O jardim estava cheio de estudantes e de sol. Desta vez não ouvi música limitei-me a passear como todos os mortais. Nem sequer ouvi os passarinhos, tal era a minha concentração na fotografia.

Cá estão elas...espero que gostem! Fiz uma colagem para poder incluir todas as fotos, mas cada uma é especial.

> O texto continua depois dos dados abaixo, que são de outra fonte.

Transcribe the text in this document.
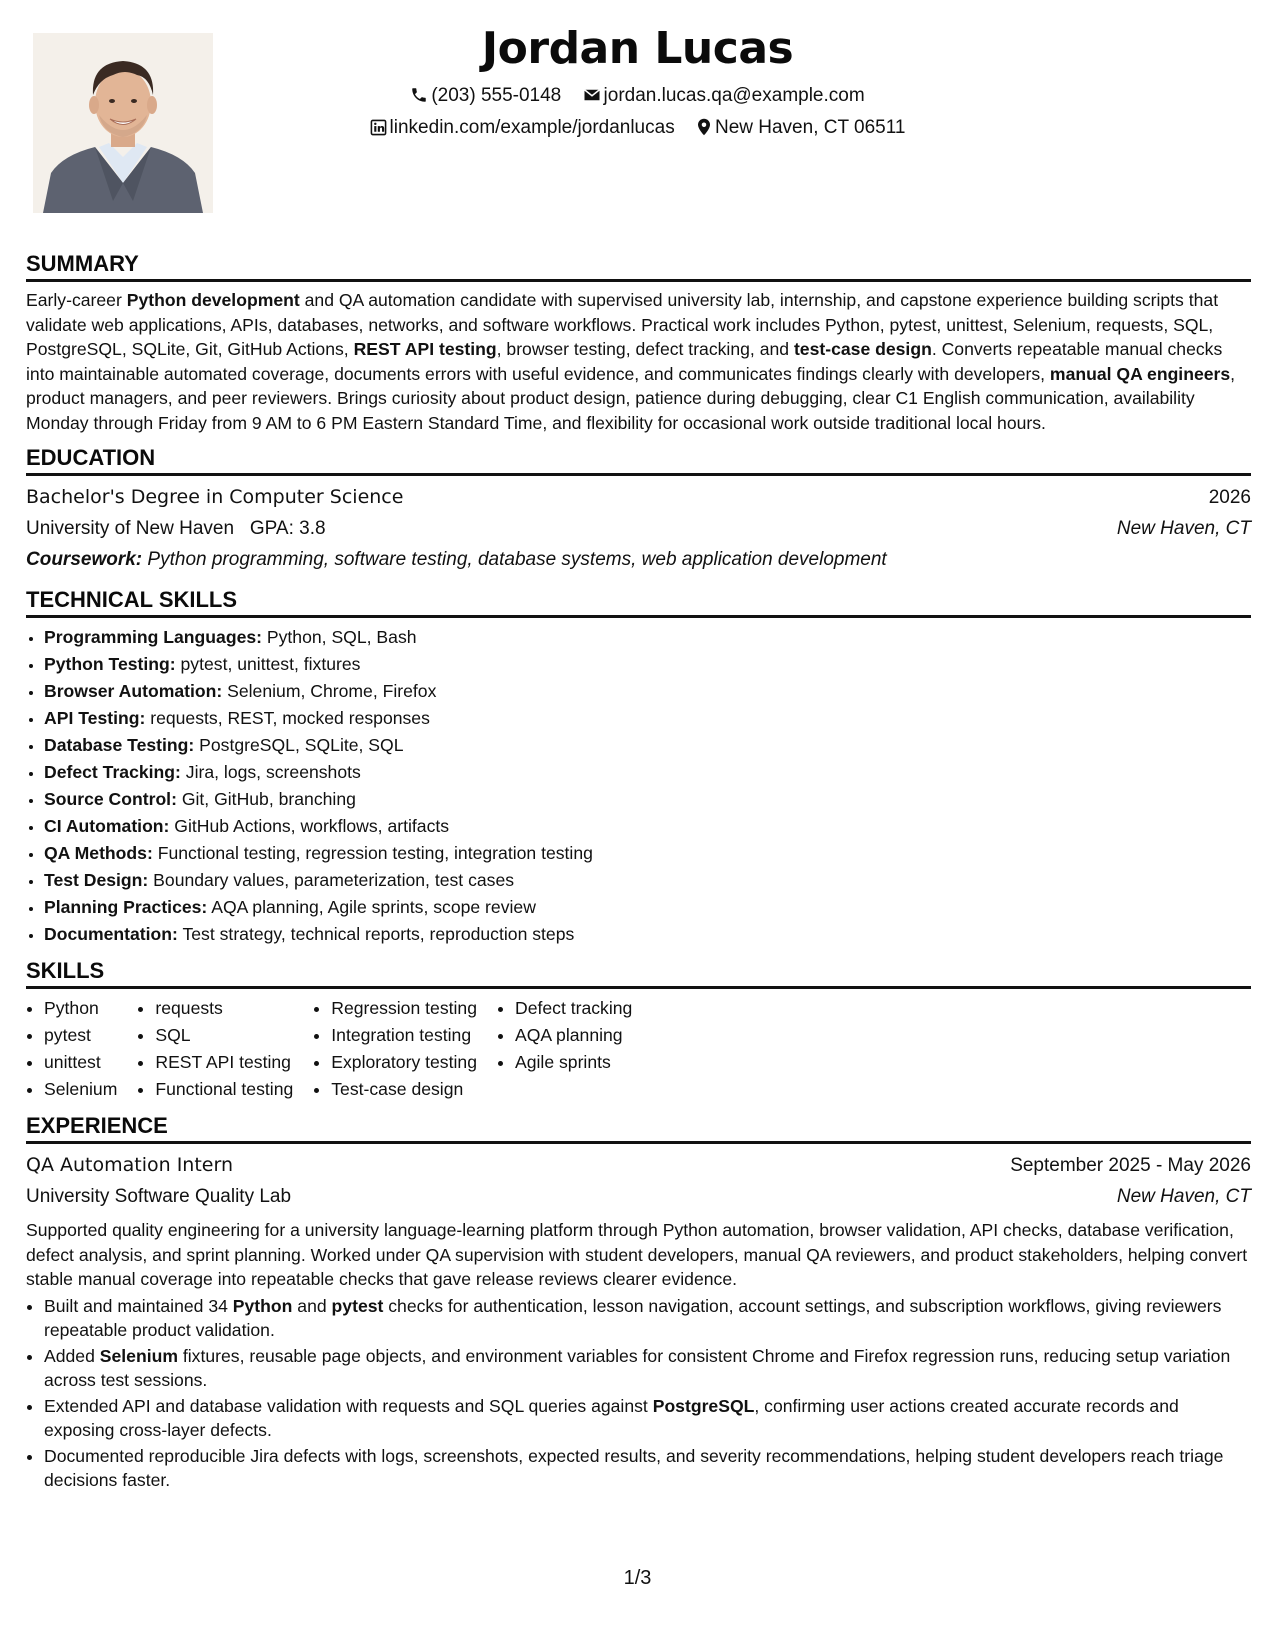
Jordan Lucas
(203) 555-0148 jordan.lucas.qa@example.com
linkedin.com/example/jordanlucas New Haven, CT 06511
SUMMARY

Early-career Python development and QA automation candidate with supervised university lab, internship, and capstone experience building scripts that validate web applications, APIs, databases, networks, and software workflows. Practical work includes Python, pytest, unittest, Selenium, requests, SQL, PostgreSQL, SQLite, Git, GitHub Actions, REST API testing, browser testing, defect tracking, and test-case design. Converts repeatable manual checks into maintainable automated coverage, documents errors with useful evidence, and communicates findings clearly with developers, manual QA engineers, product managers, and peer reviewers. Brings curiosity about product design, patience during debugging, clear C1 English communication, availability Monday through Friday from 9 AM to 6 PM Eastern Standard Time, and flexibility for occasional work outside traditional local hours.

EDUCATION
Bachelor's Degree in Computer Science	2026
University of New Haven GPA: 3.8	New Haven, CT
Coursework: Python programming, software testing, database systems, web application development
TECHNICAL SKILLS
• Programming Languages: Python, SQL, Bash
• Python Testing: pytest, unittest, fixtures
• Browser Automation: Selenium, Chrome, Firefox
• API Testing: requests, REST, mocked responses
• Database Testing: PostgreSQL, SQLite, SQL
• Defect Tracking: Jira, logs, screenshots
• Source Control: Git, GitHub, branching
• CI Automation: GitHub Actions, workflows, artifacts
• QA Methods: Functional testing, regression testing, integration testing
• Test Design: Boundary values, parameterization, test cases
• Planning Practices: AQA planning, Agile sprints, scope review
• Documentation: Test strategy, technical reports, reproduction steps
SKILLS
• Python
• pytest
• unittest
• Selenium
• requests
• SQL
• REST API testing
• Functional testing
• Regression testing
• Integration testing
• Exploratory testing
• Test-case design
• Defect tracking
• AQA planning
• Agile sprints
EXPERIENCE
QA Automation Intern	September 2025 - May 2026
University Software Quality Lab	New Haven, CT

Supported quality engineering for a university language-learning platform through Python automation, browser validation, API checks, database verification, defect analysis, and sprint planning. Worked under QA supervision with student developers, manual QA reviewers, and product stakeholders, helping convert stable manual coverage into repeatable checks that gave release reviews clearer evidence.

• Built and maintained 34 Python and pytest checks for authentication, lesson navigation, account settings, and subscription workflows, giving reviewers repeatable product validation.
• Added Selenium fixtures, reusable page objects, and environment variables for consistent Chrome and Firefox regression runs, reducing setup variation across test sessions.
• Extended API and database validation with requests and SQL queries against PostgreSQL, confirming user actions created accurate records and exposing cross-layer defects.
• Documented reproducible Jira defects with logs, screenshots, expected results, and severity recommendations, helping student developers reach triage decisions faster.
1/3
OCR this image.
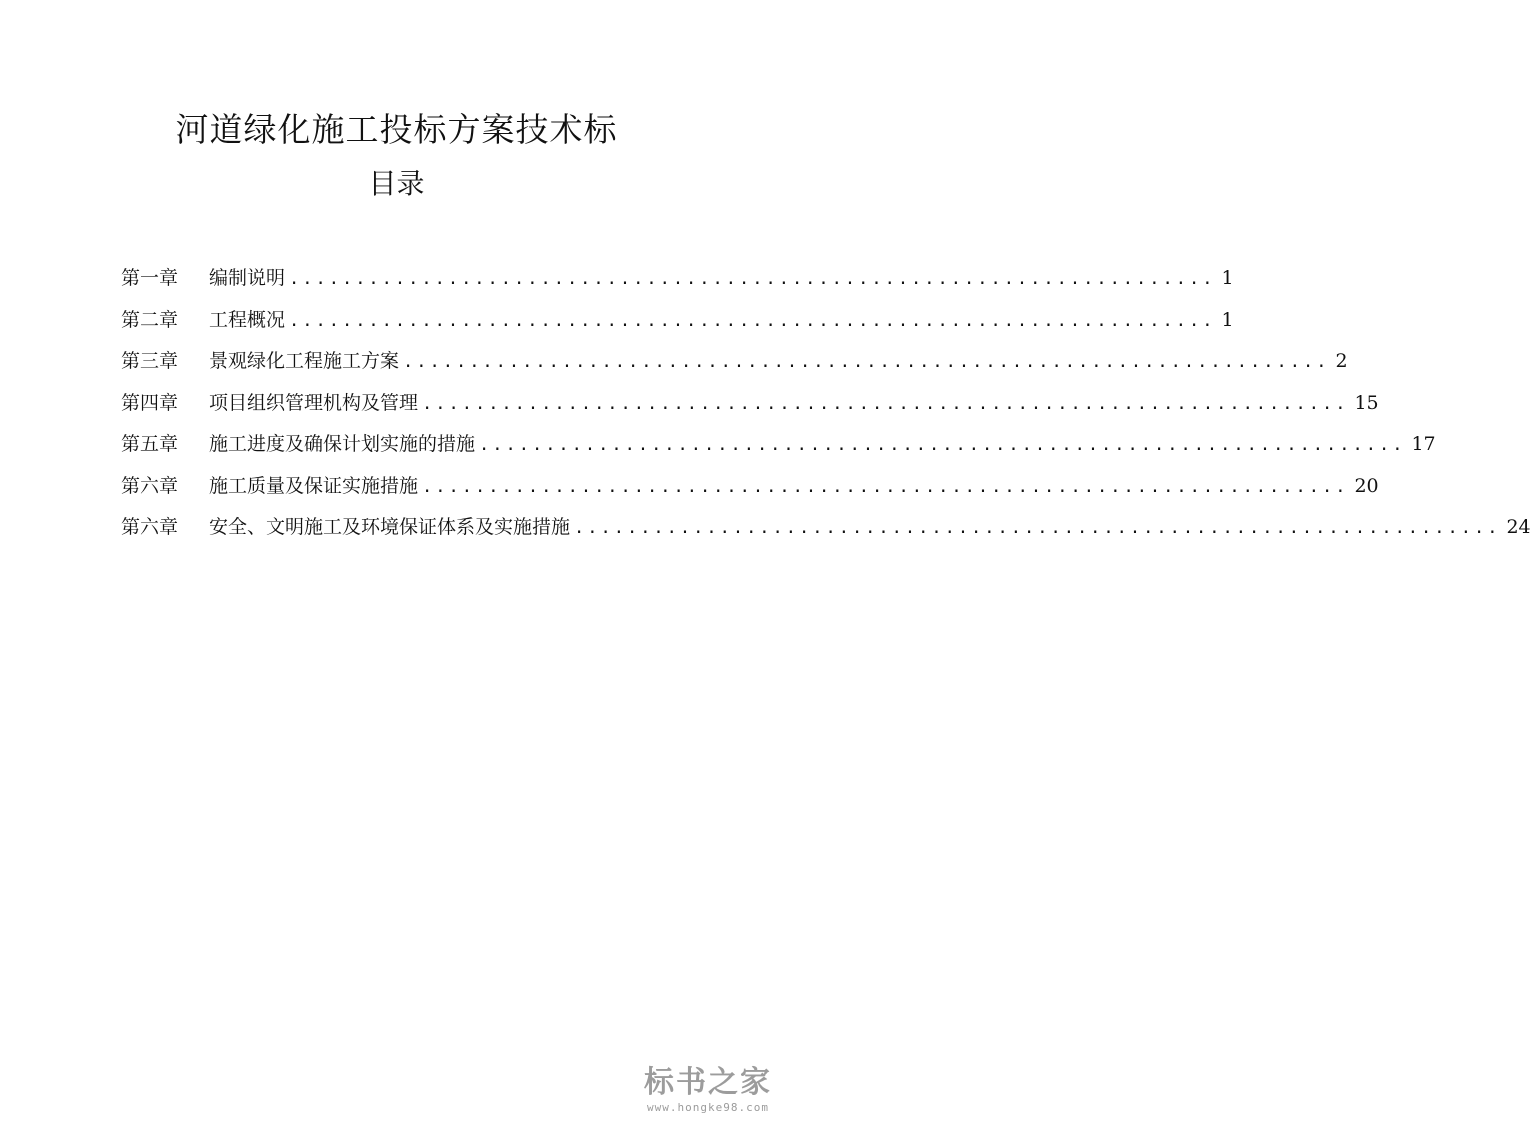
河道绿化施工投标方案技术标
目录
第一章	编制说明 ...................................................................... 1
第二章	工程概况 ...................................................................... 1
第三章	景观绿化工程施工方案 ...................................................................... 2
第四章	项目组织管理机构及管理 ...................................................................... 15
第五章	施工进度及确保计划实施的措施 ...................................................................... 17
第六章	施工质量及保证实施措施 ...................................................................... 20
第六章	安全、文明施工及环境保证体系及实施措施 ...................................................................... 24
标书之家
www.hongke98.com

sábado, 5 de dezembro de 2009

Há horas felizes

Encontraram a minha LEICA!! Iuuuupppi!




Estava na loja em Valongo, tinha ficado em cima do balcão quando andei a ver onde se poriam os quadros e depois esquecei-me de a meter na carteira. Infelizmente, não me telefonaram a dizer que ela lá tinha ficado. Poupavam-me horas de ansiedade....telefonemas para as centrais, etc. Desculpo tudo porque montar uma loja dá muito trabalho e compreendo que não houvesse tempo para pensar em mais nada. Estou feliz, na próxima semana vou a Valongo buscá-la, olá se vou.

Nem quero acreditar...estava de rastos embora dissesse para comigo: não é o fim do mundo....pois não, mas sem Leica, a minha vida não era a mesma coisa :))))

Vai aqui mais uma foto para festejar....uma papolia singela, parece irreal de tão simples.